Hobbies? Who is She?
I am very good at setting the next goal.
Finish the degree. Get the promotion. Hit the target. Immediately look for another one. My brain treats life like a checklist, and for some reason, it refuses to include a “pause and acknowledge progress” box.
What I am not as good at is stopping long enough to notice what I have already accomplished.
Achievements blur together when you live in constant forward motion. The moment something you have been working toward happens, it becomes the new normal. What once felt impressive quietly becomes the baseline, and the bar moves again without asking for consent.
I do not think this comes from a lack of gratitude. I think it comes from where I spend my energy.
School and career demand structure, focus, and constant problem-solving. They reward momentum. So that is where most of my intentional energy goes. By the time I get home, I am tapped out. Not in a dramatic way — just in the “my brain has left the chat” kind of way.
That is usually when the personal things get postponed.

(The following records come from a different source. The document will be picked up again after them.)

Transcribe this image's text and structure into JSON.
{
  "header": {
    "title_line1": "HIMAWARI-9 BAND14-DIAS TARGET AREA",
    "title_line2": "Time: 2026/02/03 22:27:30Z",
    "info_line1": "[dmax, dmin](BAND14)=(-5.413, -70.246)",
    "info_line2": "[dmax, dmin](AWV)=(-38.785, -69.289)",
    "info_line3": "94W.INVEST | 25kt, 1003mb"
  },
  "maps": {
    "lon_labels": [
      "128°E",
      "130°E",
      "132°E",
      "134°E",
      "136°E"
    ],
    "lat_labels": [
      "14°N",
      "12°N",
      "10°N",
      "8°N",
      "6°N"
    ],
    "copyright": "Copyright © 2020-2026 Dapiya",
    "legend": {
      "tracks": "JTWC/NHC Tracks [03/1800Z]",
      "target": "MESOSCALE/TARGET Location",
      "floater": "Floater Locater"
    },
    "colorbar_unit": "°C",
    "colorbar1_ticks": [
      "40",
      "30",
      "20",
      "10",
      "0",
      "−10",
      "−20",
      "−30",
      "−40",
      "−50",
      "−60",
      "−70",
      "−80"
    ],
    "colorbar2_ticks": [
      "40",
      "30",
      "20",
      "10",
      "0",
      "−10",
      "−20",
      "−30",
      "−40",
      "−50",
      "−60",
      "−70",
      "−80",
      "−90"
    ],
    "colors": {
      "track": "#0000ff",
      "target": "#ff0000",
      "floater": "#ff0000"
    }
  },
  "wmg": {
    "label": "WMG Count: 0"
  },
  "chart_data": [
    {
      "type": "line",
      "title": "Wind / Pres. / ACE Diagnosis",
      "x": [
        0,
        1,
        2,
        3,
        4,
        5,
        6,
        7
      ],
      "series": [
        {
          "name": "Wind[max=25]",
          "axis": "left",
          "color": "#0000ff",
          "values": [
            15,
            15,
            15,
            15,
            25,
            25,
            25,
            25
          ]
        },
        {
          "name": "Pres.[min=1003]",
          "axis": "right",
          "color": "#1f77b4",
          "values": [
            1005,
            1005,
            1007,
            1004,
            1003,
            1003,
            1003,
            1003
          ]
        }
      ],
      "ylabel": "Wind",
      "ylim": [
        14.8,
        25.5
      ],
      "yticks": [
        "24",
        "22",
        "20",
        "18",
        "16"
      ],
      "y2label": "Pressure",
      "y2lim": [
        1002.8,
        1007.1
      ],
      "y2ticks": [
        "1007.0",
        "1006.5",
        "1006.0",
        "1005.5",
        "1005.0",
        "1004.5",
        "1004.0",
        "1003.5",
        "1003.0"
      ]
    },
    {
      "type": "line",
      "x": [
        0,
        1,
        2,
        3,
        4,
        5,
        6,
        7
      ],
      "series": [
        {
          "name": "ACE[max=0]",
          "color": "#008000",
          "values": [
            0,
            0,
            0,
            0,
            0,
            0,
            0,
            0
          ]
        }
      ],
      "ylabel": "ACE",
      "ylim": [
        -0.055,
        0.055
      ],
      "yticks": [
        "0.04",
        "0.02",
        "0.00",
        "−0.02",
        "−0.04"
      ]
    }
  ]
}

The hot Pilates class I have been saying I want to try for months.
The cruise I keep talking about planning with friends.
The hobbies that exist purely for enjoyment and have absolutely no productivity value.

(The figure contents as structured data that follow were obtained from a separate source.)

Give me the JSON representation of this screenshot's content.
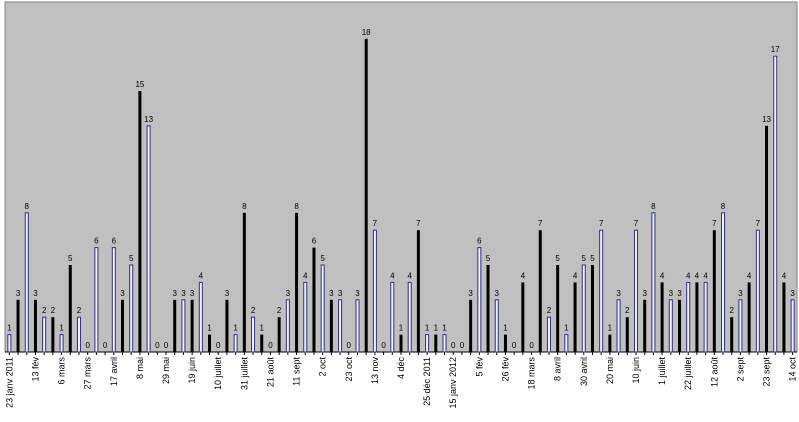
{
  "chart_data": {
    "type": "bar",
    "categories": [
      "23 janv 2011",
      null,
      null,
      "13 fév",
      null,
      null,
      "6 mars",
      null,
      null,
      "27 mars",
      null,
      null,
      "17 avril",
      null,
      null,
      "8 mai",
      null,
      null,
      "29 mai",
      null,
      null,
      "19 juin",
      null,
      null,
      "10 juillet",
      null,
      null,
      "31 juillet",
      null,
      null,
      "21 août",
      null,
      null,
      "11 sept",
      null,
      null,
      "2 oct",
      null,
      null,
      "23 oct",
      null,
      null,
      "13 nov",
      null,
      null,
      "4 déc",
      null,
      null,
      "25 déc 2011",
      null,
      null,
      "15 janv 2012",
      null,
      null,
      "5 fév",
      null,
      null,
      "26 fév",
      null,
      null,
      "18 mars",
      null,
      null,
      "8 avril",
      null,
      null,
      "30 avril",
      null,
      null,
      "20 mai",
      null,
      null,
      "10 juin",
      null,
      null,
      "1 juillet",
      null,
      null,
      "22 juillet",
      null,
      null,
      "12 août",
      null,
      null,
      "2 sept",
      null,
      null,
      "23 sept",
      null,
      null,
      "14 oct"
    ],
    "values": [
      1,
      3,
      8,
      3,
      2,
      2,
      1,
      5,
      2,
      0,
      6,
      0,
      6,
      3,
      5,
      15,
      13,
      0,
      0,
      3,
      3,
      3,
      4,
      1,
      0,
      3,
      1,
      8,
      2,
      1,
      0,
      2,
      3,
      8,
      4,
      6,
      5,
      3,
      3,
      0,
      3,
      18,
      7,
      0,
      4,
      1,
      4,
      7,
      1,
      1,
      1,
      0,
      0,
      3,
      6,
      5,
      3,
      1,
      0,
      4,
      0,
      7,
      2,
      5,
      1,
      4,
      5,
      5,
      7,
      1,
      3,
      2,
      7,
      3,
      8,
      4,
      3,
      3,
      4,
      4,
      4,
      7,
      8,
      2,
      3,
      4,
      7,
      13,
      17,
      4,
      3
    ],
    "colors": [
      "#2e2e86",
      "#000000"
    ],
    "ylim": [
      0,
      20
    ],
    "grid": false
  }
}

They stay on the list, right under “respond to that text” and right above “become a morning person.” Very aspirational. Very untouched.
Instead, my evenings fill up with doomscrolling and watching Friends. Not because that is what I truly want to do, but because they ask nothing from me. After spending all day being disciplined and ambitious, low-effort entertainment feels earned — even if it is not exactly fulfilling.
There is a quiet cost to this.
Not only do achievements pass by without being acknowledged, but the parts of life that are meant to be lived, not achieved, get delayed indefinitely. The things that do not improve a résumé are the easiest to neglect, even when they are the ones that would actually make life feel fuller.
If I am being honest, I have been more aware of this pattern than I have been successful at changing it.
I still spend most of my energy on school and work. I still come home tired and default to scrolling or watching TV. The Pilates class is still on my list. The cruise is still to be booked. At this point, the Pilates studio and Royal Caribbean are both waiting on a version of me that has not left the Amazon parking lot yet.
Most days, I am better at noticing what I am postponing than I am at actually starting. I have fully mastered the phrase “next week,” even though we all know how that usually goes.
I do not have a clean lesson yet. I just know that I do not want to keep moving so fast that my life only exists in future plans and past achievements.
So for now, I am sitting with the question instead of the answer: What would it look like to give my personal life the same intention I give my other goals?
So how do you do it?
How do you go from liking the post to actually showing up?